The sequence alignment shown in Fig. 6 suggests that sialidase L has two domains, an N-terminal domain and a catalytic domain. The latter aligned well with the S. typhimurium sialidase, including all the conserved single amino acid residues, FRIP region, and Asp boxes. The secondary structure of the catalytic domain of sialidase L, as predicted by the method of Garnier et al. (30), shows -strands positioned near the conserved sequence motifs containing the catalytic residues in an arrangement similar to that observed in the crystal structure of Salmonella sialidase (Fig. 6) (23). Possibly, sialidase L has a similar folding topology in the catalytic domain as that of the Salmonella enzyme. Analysis of the primary and the predicted secondary structures of sialidase L indicates that this enzyme shows many characteristic features of the bacterial sialidase and that it may share a three-dimensional structure with this group of sialidases.
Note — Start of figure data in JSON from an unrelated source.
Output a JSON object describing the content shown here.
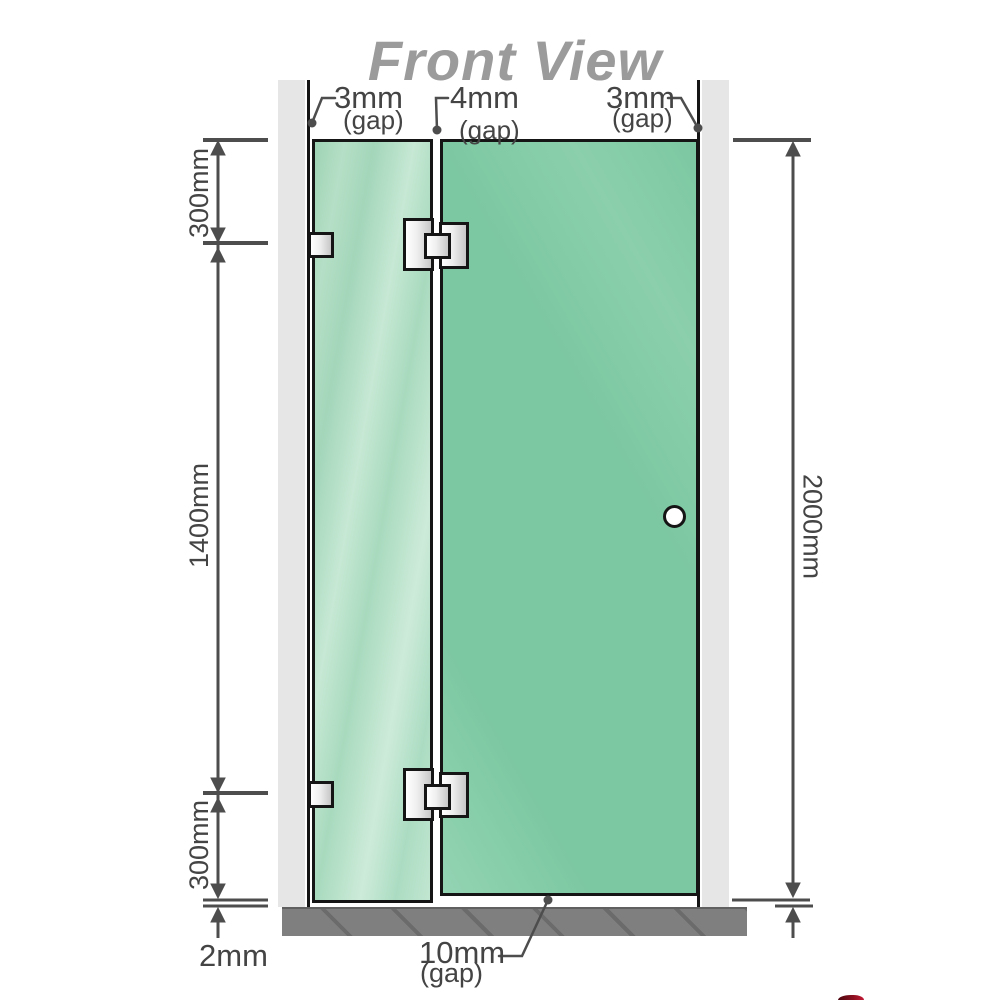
{
  "title": "Front View",
  "dims": {
    "left_top": "300mm",
    "left_middle": "1400mm",
    "left_bottom": "300mm",
    "right_height": "2000mm",
    "floor_gap": "2mm",
    "bottom_gap_value": "10mm",
    "bottom_gap_unit": "(gap)",
    "top_gap_left_value": "3mm",
    "top_gap_left_unit": "(gap)",
    "top_gap_middle_value": "4mm",
    "top_gap_middle_unit": "(gap)",
    "top_gap_right_value": "3mm",
    "top_gap_right_unit": "(gap)"
  },
  "colors": {
    "glass": "#7cc8a2",
    "glass-light": "#bfe4cf",
    "wall": "#e6e6e6",
    "floor": "#7f7f7f",
    "line": "#4d4d4d",
    "edge": "#151515",
    "title": "#9b9b9b",
    "logo-red": "#8e1020"
  }
}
The formation of 2,7-anhydro-NeuAc by sialidase L requires a conformational change of the pyranose ring from ²C₅ to ⁵C₂ during the transition state (31). The ⁵C₂ conformation is thermodynamically unstable since all the substituents are at the axial positions of the pyranose ring except the carboxyl function. It is still unclear how this enzyme brings about the necessary conformational change of the pyranose ring and catalyzes the formation of the intramolecular glycosidic linkage of 2,7-anhydro-NeuAc. Interestingly, the potent competitive inhibitor of microbial and mammalian sialidases 2-deoxy-2,3-dehydro-NeuAc has very little inhibitory effect on the activity of sialidase L (5). Thus, some aspects of the mechanism of action of sialidase L must be different from the ordinary sialidase. The biological function of 2,7-anhydro-NeuAc is still unknown. The availability of recombinant sialidase L should facilitate our understanding of the structure, function, and mechanism of action of the enzyme as well as allow the exploration of the biological roles of 2,7-anhydro-NeuAc and the NeuAc23Gal linkage in sialoglycoconjugates.